Wie eine Werbeeinwilligung einholen?
Kunden oder solche, die es einmal werden sollen, dazu zu bewegen, der Zusendung von Werbung zu zustimmen ist für Unternehmen rechtlich nicht einfach. Warum nicht bei den eigenen Kunden anrufen und deren Zufriedenheit mit der letzten Lieferung abfragen? Bei der Gelegenheit könne man dann sogleich das Einverständnis für weitere Angebote per E-Mail, SMS oder Telefon erfragen. Nicht nur einer der größten deutschen Zeitungs- und Zeitschriftenverlag wird so gedacht haben. Angesichts der begrenzten Möglichkeiten aktiv eine Werbeeinwilligung einzuholen, erscheint dies auf den ersten Blick ein guter (zulässiger?) Weg zu sein. Wen sollte es stören, wenn man bei einem Telefonat einmal kurz nachfragt?

Berliner Datenschutzbeauftragter sieht Datenschutzverstoß
Offenbar störte sich der Berliner Beauftragte für Datenschutz an dieser Form, eine Werbeeinwilligung einzuholen und erließ eine Untersagungsverfügung gegen den Verlag sowie eine Gebühr in Höhe von 3.000,- Euro.
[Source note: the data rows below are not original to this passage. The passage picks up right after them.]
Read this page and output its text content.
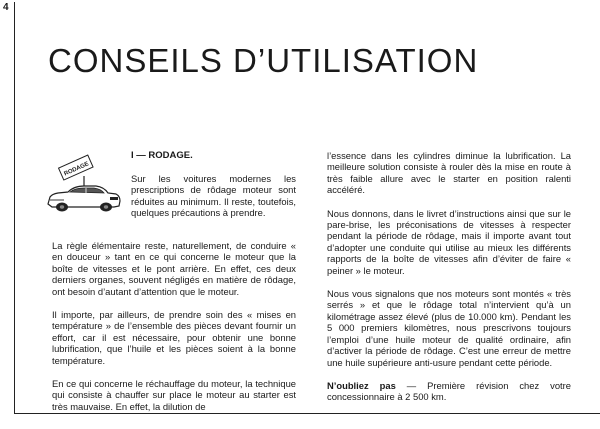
4
CONSEILS D’UTILISATION
RODAGE
I — RODAGE.
Sur les voitures modernes les prescriptions de rôdage moteur sont réduites au minimum. Il reste, toutefois, quelques précautions à prendre.

La règle élémentaire reste, naturellement, de conduire « en douceur » tant en ce qui concerne le moteur que la boîte de vitesses et le pont arrière. En effet, ces deux derniers organes, souvent négligés en matière de rôdage, ont besoin d’autant d’attention que le moteur.

Il importe, par ailleurs, de prendre soin des « mises en température » de l’ensemble des pièces devant fournir un effort, car il est nécessaire, pour obtenir une bonne lubrification, que l’huile et les pièces soient à la bonne température.

En ce qui concerne le réchauffage du moteur, la technique qui consiste à chauffer sur place le moteur au starter est très mauvaise. En effet, la dilution de

l’essence dans les cylindres diminue la lubrification. La meilleure solution consiste à rouler dès la mise en route à très faible allure avec le starter en position ralenti accéléré.

Nous donnons, dans le livret d’instructions ainsi que sur le pare-brise, les préconisations de vitesses à respecter pendant la période de rôdage, mais il importe avant tout d’adopter une conduite qui utilise au mieux les différents rapports de la boîte de vitesses afin d’éviter de faire « peiner » le moteur.

Nous vous signalons que nos moteurs sont montés « très serrés » et que le rôdage total n’intervient qu’à un kilométrage assez élevé (plus de 10.000 km). Pendant les 5 000 premiers kilomètres, nous prescrivons toujours l’emploi d’une huile moteur de qualité ordinaire, afin d’activer la période de rôdage. C’est une erreur de mettre une huile supérieure anti-usure pendant cette période.

N’oubliez pas — Première révision chez votre concessionnaire à 2 500 km.
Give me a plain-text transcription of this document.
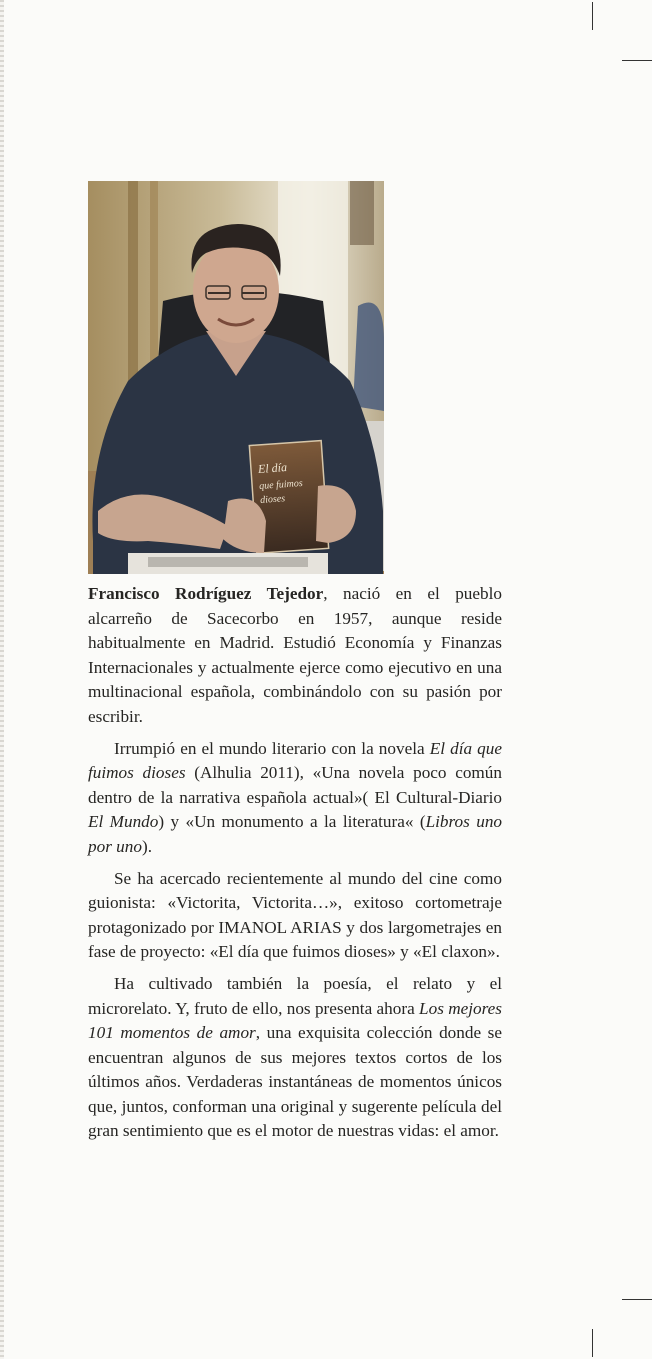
El día
que fuimos
dioses

Francisco Rodríguez Tejedor, nació en el pueblo alcarreño de Sacecorbo en 1957, aunque reside habitualmente en Madrid. Estudió Economía y Finanzas Internacionales y actualmente ejerce como ejecutivo en una multinacional española, combinándolo con su pasión por escribir.

Irrumpió en el mundo literario con la novela El día que fuimos dioses (Alhulia 2011), «Una novela poco común dentro de la narrativa española actual»( El Cultural-Diario El Mundo) y «Un monumento a la literatura« (Libros uno por uno).

Se ha acercado recientemente al mundo del cine como guionista: «Victorita, Victorita…», exitoso cortometraje protagonizado por IMANOL ARIAS y dos largometrajes en fase de proyecto: «El día que fuimos dioses» y «El claxon».

Ha cultivado también la poesía, el relato y el microrelato. Y, fruto de ello, nos presenta ahora Los mejores 101 momentos de amor, una exquisita colección donde se encuentran algunos de sus mejores textos cortos de los últimos años. Verdaderas instantáneas de momentos únicos que, juntos, conforman una original y sugerente película del gran sentimiento que es el motor de nuestras vidas: el amor.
Der Verlag hatte Service-Callcenter beauftragt, die regelmäßig telefonische Zufriedenheitsbefragungen zur Qualität des Lieferservices bei Abonnenten durchführten. Im Anschluss an die Zufriedenheitsbefragung stellten die Call-Center-Mitarbeiter eine im Wortlaut genau vorgegebene Frage, um den Kunden zukünftig über Medienangebote per E-Mail, SMS oder Telefon informieren zu können.
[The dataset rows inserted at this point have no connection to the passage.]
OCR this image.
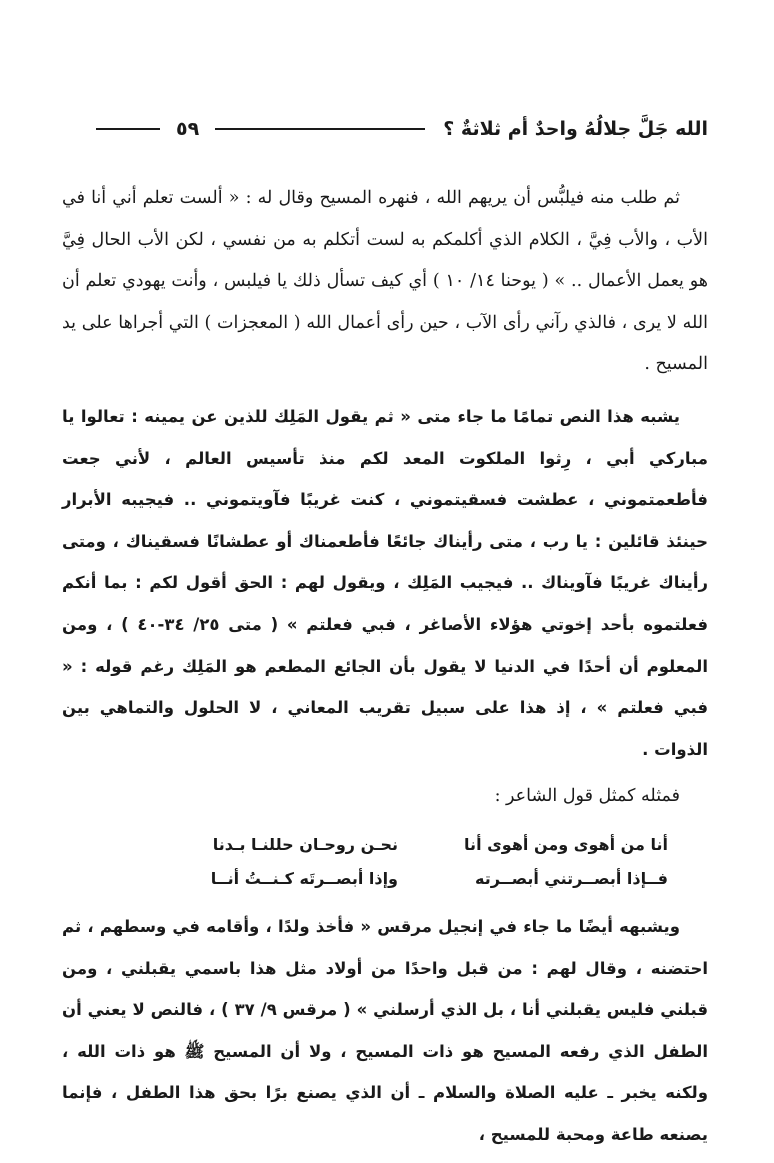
الله جَلَّ جلالُهُ واحدٌ أم ثلاثةٌ ؟
٥٩

ثم طلب منه فيلبُّس أن يريهم الله ، فنهره المسيح وقال له : « ألست تعلم أني أنا في الأب ، والأب فِيَّ ، الكلام الذي أكلمكم به لست أتكلم به من نفسي ، لكن الأب الحال فِيَّ هو يعمل الأعمال .. » ( يوحنا ١٤/ ١٠ ) أي كيف تسأل ذلك يا فيلبس ، وأنت يهودي تعلم أن الله لا يرى ، فالذي رآني رأى الآب ، حين رأى أعمال الله ( المعجزات ) التي أجراها على يد المسيح .

يشبه هذا النص تمامًا ما جاء متى « ثم يقول المَلِك للذين عن يمينه : تعالوا يا مباركي أبي ، رِثوا الملكوت المعد لكم منذ تأسيس العالم ، لأني جعت فأطعمتموني ، عطشت فسقيتموني ، كنت غريبًا فآويتموني .. فيجيبه الأبرار حينئذ قائلين : يا رب ، متى رأيناك جائعًا فأطعمناك أو عطشانًا فسقيناك ، ومتى رأيناك غريبًا فآويناك .. فيجيب المَلِك ، ويقول لهم : الحق أقول لكم : بما أنكم فعلتموه بأحد إخوتي هؤلاء الأصاغر ، فبي فعلتم » ( متى ٢٥/ ٣٤-٤٠ ) ، ومن المعلوم أن أحدًا في الدنيا لا يقول بأن الجائع المطعم هو المَلِك رغم قوله : « فبي فعلتم » ، إذ هذا على سبيل تقريب المعاني ، لا الحلول والتماهي بين الذوات .

فمثله كمثل قول الشاعر :

أنا من أهوى ومن أهوى أنا
نحـن روحـان حللنـا بـدنا
فــإذا أبصــرتني أبصــرته
وإذا أبصــرتَه كـنــتُ أنــا

ويشبهه أيضًا ما جاء في إنجيل مرقس « فأخذ ولدًا ، وأقامه في وسطهم ، ثم احتضنه ، وقال لهم : من قبل واحدًا من أولاد مثل هذا باسمي يقبلني ، ومن قبلني فليس يقبلني أنا ، بل الذي أرسلني » ( مرقس ٩/ ٣٧ ) ، فالنص لا يعني أن الطفل الذي رفعه المسيح هو ذات المسيح ، ولا أن المسيح ﷺ هو ذات الله ، ولكنه يخبر ـ عليه الصلاة والسلام ـ أن الذي يصنع برًا بحق هذا الطفل ، فإنما يصنعه طاعة ومحبة للمسيح ،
Dies hielt die Datenschutzbehörde für rechtswidrig, da es sich um eine Nutzung von personenbezogenen Daten handle, für die weder eine Einwilligung des Betroffenen noch eine Rechtsgrundlage vorläge. Lediglich die Zufriedenheitsbefragung könne als Mittel für die Erfüllung eigener Geschäftszwecke gemäß § 28 Abs. 1 BDSG zulässig sein.

Bestätigung durch die Verwaltungsgerichte
Der Verlag wandte sich hiergegen und beantragte vor dem Berliner Verwaltungsgericht die Aufhebung der Untersagungsverfügung. Jedoch blieb er damit erfolglos (Urteil v. 7.5.2014, Az. 1 K 253.12), was das Oberverwaltungsgericht Berlin-Brandenburg letztlich nun bestätigte (Beschluss v. 31.7.2015, Az. OVG 12 N 71.14).
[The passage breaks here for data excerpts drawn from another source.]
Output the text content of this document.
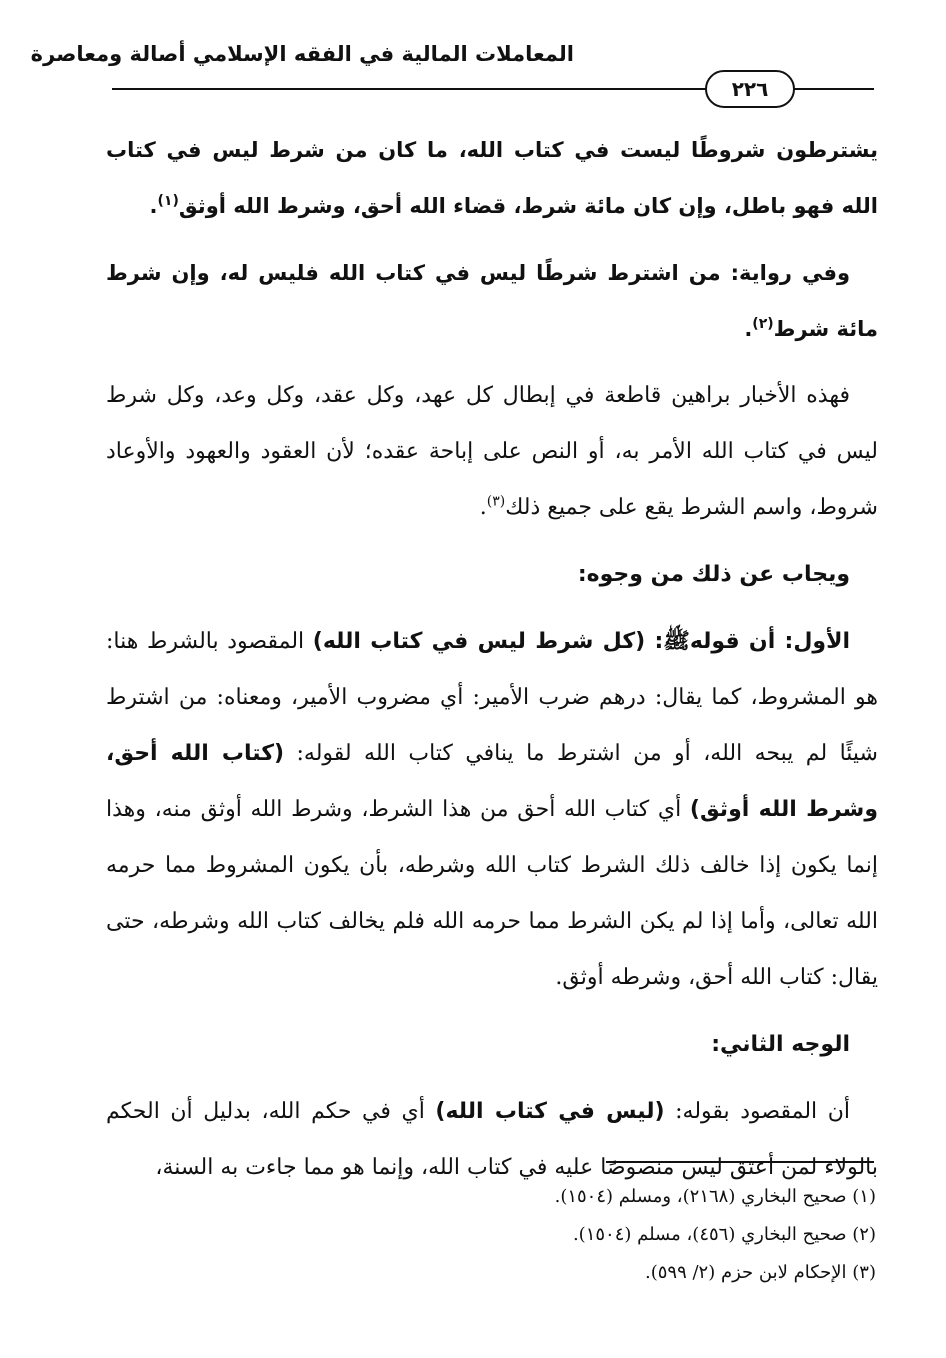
المعاملات المالية في الفقه الإسلامي أصالة ومعاصرة
٢٢٦

يشترطون شروطًا ليست في كتاب الله، ما كان من شرط ليس في كتاب الله فهو باطل، وإن كان مائة شرط، قضاء الله أحق، وشرط الله أوثق$^{(١)}$.

وفي رواية: من اشترط شرطًا ليس في كتاب الله فليس له، وإن شرط مائة شرط$^{(٢)}$.

فهذه الأخبار براهين قاطعة في إبطال كل عهد، وكل عقد، وكل وعد، وكل شرط ليس في كتاب الله الأمر به، أو النص على إباحة عقده؛ لأن العقود والعهود والأوعاد شروط، واسم الشرط يقع على جميع ذلك$^{(٣)}$.

ويجاب عن ذلك من وجوه:

الأول: أن قولهﷺ: (كل شرط ليس في كتاب الله) المقصود بالشرط هنا: هو المشروط، كما يقال: درهم ضرب الأمير: أي مضروب الأمير، ومعناه: من اشترط شيئًا لم يبحه الله، أو من اشترط ما ينافي كتاب الله لقوله: (كتاب الله أحق، وشرط الله أوثق) أي كتاب الله أحق من هذا الشرط، وشرط الله أوثق منه، وهذا إنما يكون إذا خالف ذلك الشرط كتاب الله وشرطه، بأن يكون المشروط مما حرمه الله تعالى، وأما إذا لم يكن الشرط مما حرمه الله فلم يخالف كتاب الله وشرطه، حتى يقال: كتاب الله أحق، وشرطه أوثق.

الوجه الثاني:

أن المقصود بقوله: (ليس في كتاب الله) أي في حكم الله، بدليل أن الحكم بالولاء لمن أعتق ليس منصوصًا عليه في كتاب الله، وإنما هو مما جاءت به السنة،

(١) صحيح البخاري (٢١٦٨)، ومسلم (١٥٠٤).

(٢) صحيح البخاري (٤٥٦)، مسلم (١٥٠٤).

(٣) الإحكام لابن حزم (٢/ ٥٩٩).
Die beiden Gerichte beschäftigten sich unter anderem mit der Frage, inwieweit das personenbezogene Datum Telefonnummer bei der beschriebenen Opt-In-Abfrage genutzt wird. Denn die Nutzung personenbezogener Daten bedarf stets der Einwilligung des Betroffenen oder einer Rechtsgrundlage (§ 4 Abs. 1 BDSG). Der Verlag war der Ansicht, die Nutzung der Telefonnummer erfolge allein zur Herstellung einer Telefonverbindung für die Durchführung der Zufriedenheitsbefragung. Mit der Opt-In-Abfrage habe das nichts zu tun. Eine derartige Aufspaltung des Anrufs ließen die Gerichte jedoch nicht gelten. Immerhin werde die Telefonnummer aufgrund eines vorgegebenen Gesprächsleitfadens von vornherein nicht nur für die Befragung, sondern eben auch für die Opt-In-Abfrage verwendet. Der Anruf bezwecke gerade von Anfang an beide Abfragen. Würde man eine Aufspaltung vornehmen, lege es allein in der Hand des Unternehmens, durch einen entsprechenden Gesprächsaufbau, bestimmte Abfragen vom Verbotsprinzip des § 4 Abs. 1 BDSG auszunehmen.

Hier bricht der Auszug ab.